In [Wil90,Wil91b] we proposed compressed caching for virtual memory--storing pages in compressed form in a main memory compression cache to reduce disk paging. Appel also promoted this idea [AL91], and it was evaluated empirically by Douglis [Dou93] and by Russinovich and Cogswell [RC96]. Unfortunately Douglis's experiments with Sprite showed speedups for some programs, but no speedup or some slowdown for others. Russinovich and Cogswell's data for a mixed PC workload showed only a slight potential benefit. There is a widespread belief that compressed virtual memory is attractive only for machines without a fast local disk, such as diskless handheld computers or network computers, and laptops with slow disks.

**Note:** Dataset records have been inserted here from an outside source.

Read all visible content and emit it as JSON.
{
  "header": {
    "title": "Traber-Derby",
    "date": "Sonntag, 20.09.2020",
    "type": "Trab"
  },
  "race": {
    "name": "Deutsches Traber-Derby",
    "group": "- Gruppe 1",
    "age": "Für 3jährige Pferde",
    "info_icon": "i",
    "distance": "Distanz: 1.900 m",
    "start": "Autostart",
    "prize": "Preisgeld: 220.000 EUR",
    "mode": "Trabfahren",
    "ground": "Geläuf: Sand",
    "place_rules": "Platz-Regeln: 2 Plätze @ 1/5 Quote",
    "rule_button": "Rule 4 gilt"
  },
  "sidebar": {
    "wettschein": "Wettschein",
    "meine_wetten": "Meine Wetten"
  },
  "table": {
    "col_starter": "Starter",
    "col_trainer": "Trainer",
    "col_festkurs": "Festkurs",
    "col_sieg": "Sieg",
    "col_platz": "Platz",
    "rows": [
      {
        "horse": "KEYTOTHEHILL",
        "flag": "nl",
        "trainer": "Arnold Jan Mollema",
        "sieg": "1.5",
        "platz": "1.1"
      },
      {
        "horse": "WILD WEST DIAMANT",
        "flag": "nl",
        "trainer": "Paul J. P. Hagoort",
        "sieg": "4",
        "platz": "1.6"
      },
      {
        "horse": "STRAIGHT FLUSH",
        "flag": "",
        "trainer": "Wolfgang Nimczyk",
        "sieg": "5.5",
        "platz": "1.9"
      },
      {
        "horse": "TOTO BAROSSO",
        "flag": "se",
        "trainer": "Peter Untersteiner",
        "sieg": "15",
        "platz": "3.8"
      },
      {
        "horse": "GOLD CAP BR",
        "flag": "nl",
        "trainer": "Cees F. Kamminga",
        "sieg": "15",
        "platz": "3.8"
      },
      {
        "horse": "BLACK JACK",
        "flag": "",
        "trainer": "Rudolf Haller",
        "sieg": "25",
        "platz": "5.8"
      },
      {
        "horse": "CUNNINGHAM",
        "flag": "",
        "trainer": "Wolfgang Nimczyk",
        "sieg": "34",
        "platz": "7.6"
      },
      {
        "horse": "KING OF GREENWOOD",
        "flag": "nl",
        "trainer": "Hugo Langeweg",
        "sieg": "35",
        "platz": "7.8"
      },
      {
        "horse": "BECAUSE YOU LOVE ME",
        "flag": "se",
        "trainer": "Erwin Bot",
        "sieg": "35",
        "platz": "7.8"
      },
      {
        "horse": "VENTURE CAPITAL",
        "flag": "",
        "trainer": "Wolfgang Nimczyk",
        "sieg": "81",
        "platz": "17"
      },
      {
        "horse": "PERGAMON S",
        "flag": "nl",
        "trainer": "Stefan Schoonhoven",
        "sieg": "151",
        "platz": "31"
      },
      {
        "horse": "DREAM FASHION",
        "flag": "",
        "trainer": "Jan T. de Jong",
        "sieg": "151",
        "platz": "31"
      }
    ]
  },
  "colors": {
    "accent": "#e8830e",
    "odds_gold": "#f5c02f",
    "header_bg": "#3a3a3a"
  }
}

As we and Douglis pointed out, however, compressed virtual memory is more attractive as CPUs continue to get faster. This crucial point seems to have been generally overlooked, and no operating system designers have adopted compressed caching.

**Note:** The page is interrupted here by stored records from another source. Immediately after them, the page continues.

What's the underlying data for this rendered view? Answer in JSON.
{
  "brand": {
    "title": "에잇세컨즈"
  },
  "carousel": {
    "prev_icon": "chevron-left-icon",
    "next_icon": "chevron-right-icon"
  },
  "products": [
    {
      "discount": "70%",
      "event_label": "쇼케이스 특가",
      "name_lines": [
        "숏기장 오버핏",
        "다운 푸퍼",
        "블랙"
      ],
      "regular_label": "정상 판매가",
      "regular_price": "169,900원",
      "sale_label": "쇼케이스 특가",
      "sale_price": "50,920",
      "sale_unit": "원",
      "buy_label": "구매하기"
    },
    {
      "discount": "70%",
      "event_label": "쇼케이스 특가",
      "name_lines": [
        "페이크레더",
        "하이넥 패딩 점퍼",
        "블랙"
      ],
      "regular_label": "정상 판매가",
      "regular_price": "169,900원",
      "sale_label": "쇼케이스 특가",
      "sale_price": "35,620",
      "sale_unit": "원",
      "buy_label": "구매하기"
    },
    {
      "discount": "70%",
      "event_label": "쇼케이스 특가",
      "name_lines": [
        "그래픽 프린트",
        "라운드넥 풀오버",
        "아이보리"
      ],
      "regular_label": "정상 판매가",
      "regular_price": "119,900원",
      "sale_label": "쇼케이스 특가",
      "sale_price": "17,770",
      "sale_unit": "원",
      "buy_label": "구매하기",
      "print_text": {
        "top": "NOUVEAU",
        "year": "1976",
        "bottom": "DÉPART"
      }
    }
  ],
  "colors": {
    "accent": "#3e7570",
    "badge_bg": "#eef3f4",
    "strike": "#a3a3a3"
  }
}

In this paper, we make a case for the value of compressed caching in modern systems. We aim to show that the discouraging results of former studies were primarily due to the use of machines that were quite slow by current standards. For current, fast, disk-based machines, compressed virtual memory offers substantial performance improvements, and its advantages only increase as processors get faster. We also study future trends in memory and disk bandwidths. As we show, compressed caching will be increasingly attractive, regardless of other OS improvements (like sophisticated prefetching policies, which reduce the average cost of disk seeks, and log-structured file systems, which reduce the cost of writes to disk).

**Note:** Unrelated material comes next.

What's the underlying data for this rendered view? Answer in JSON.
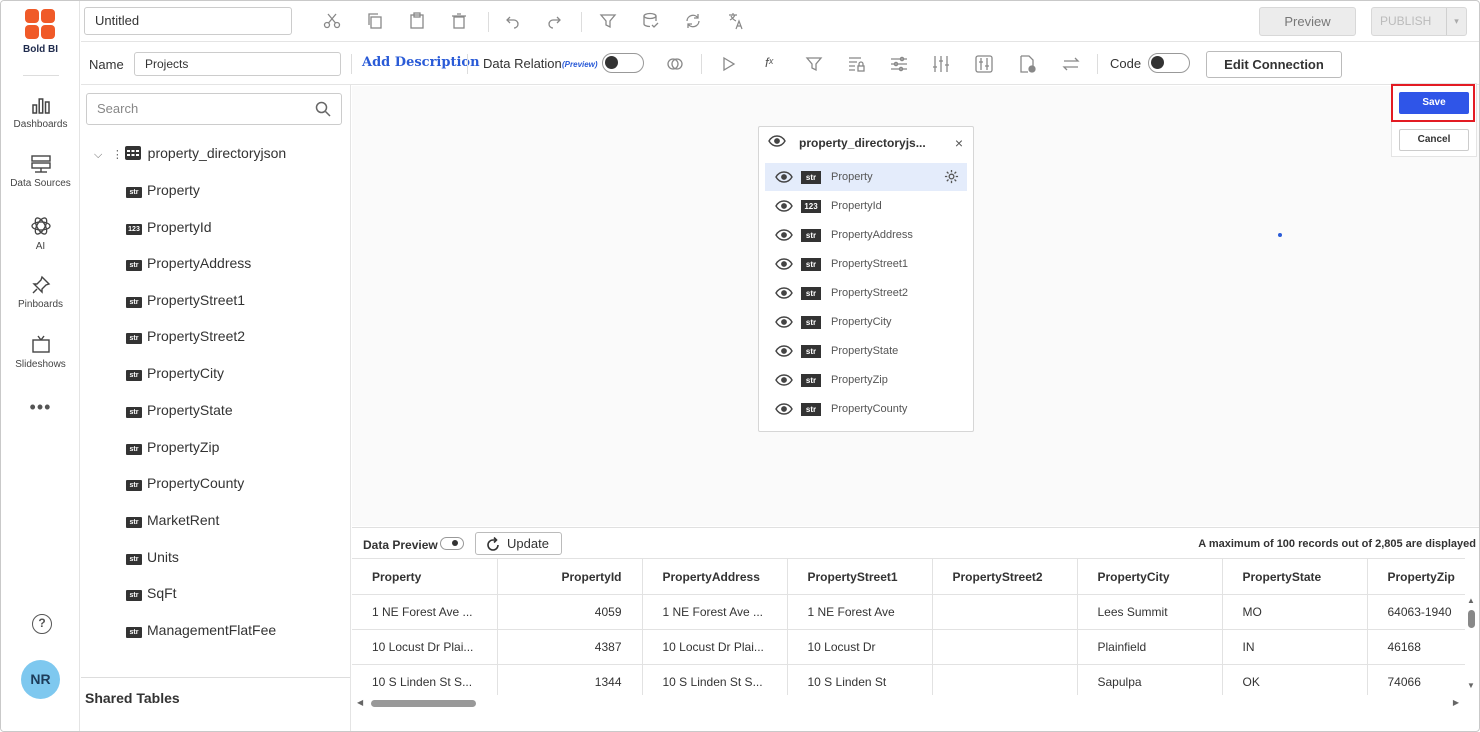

We will also show that the use of better compression algorithms can provide a significant further improvement in the performance of compressed caching. Better Ziv-Lempel variants are now available, and we introduce here a new family of compression algorithms designed for in-memory data representations rather than file data.
The concrete points in our analysis come from simulations of programs covering a variety of memory requirements and locality characteristics. At this stage of our experiments, simulation was our chosen method of evaluation because it allowed us to easily try many ideas in a controlled environment. It should be noted that all our simulation parameters are either relatively conservative or perfectly realistic. For instance, we assume a quite fast disk in our experiments. At the same time, the costs of compressions and decompressions used in our simulations are the actual runtime costs for the exact pages whose compression or decompression is being simulated at any time.
The main value of our simulation results, however, is not in estimating the exact benefit of compressed caching (even though it is clearly substantial). Instead, we demonstrate that it is possible to detect reliably how much memory should be compressed during a phase of program execution. The result is a compressed virtual memory policy that adapts to program behavior. The exact amount of compressed memory crucially affects program performance: compressing too much memory when it is not needed can be detrimental, as is compressing too little memory when slightly more would prevent many memory faults. Unlike any fixed fraction of compressed memory, our adaptive compressed caching scheme yields uniformly high benefits for all test programs and a wide range of memory sizes.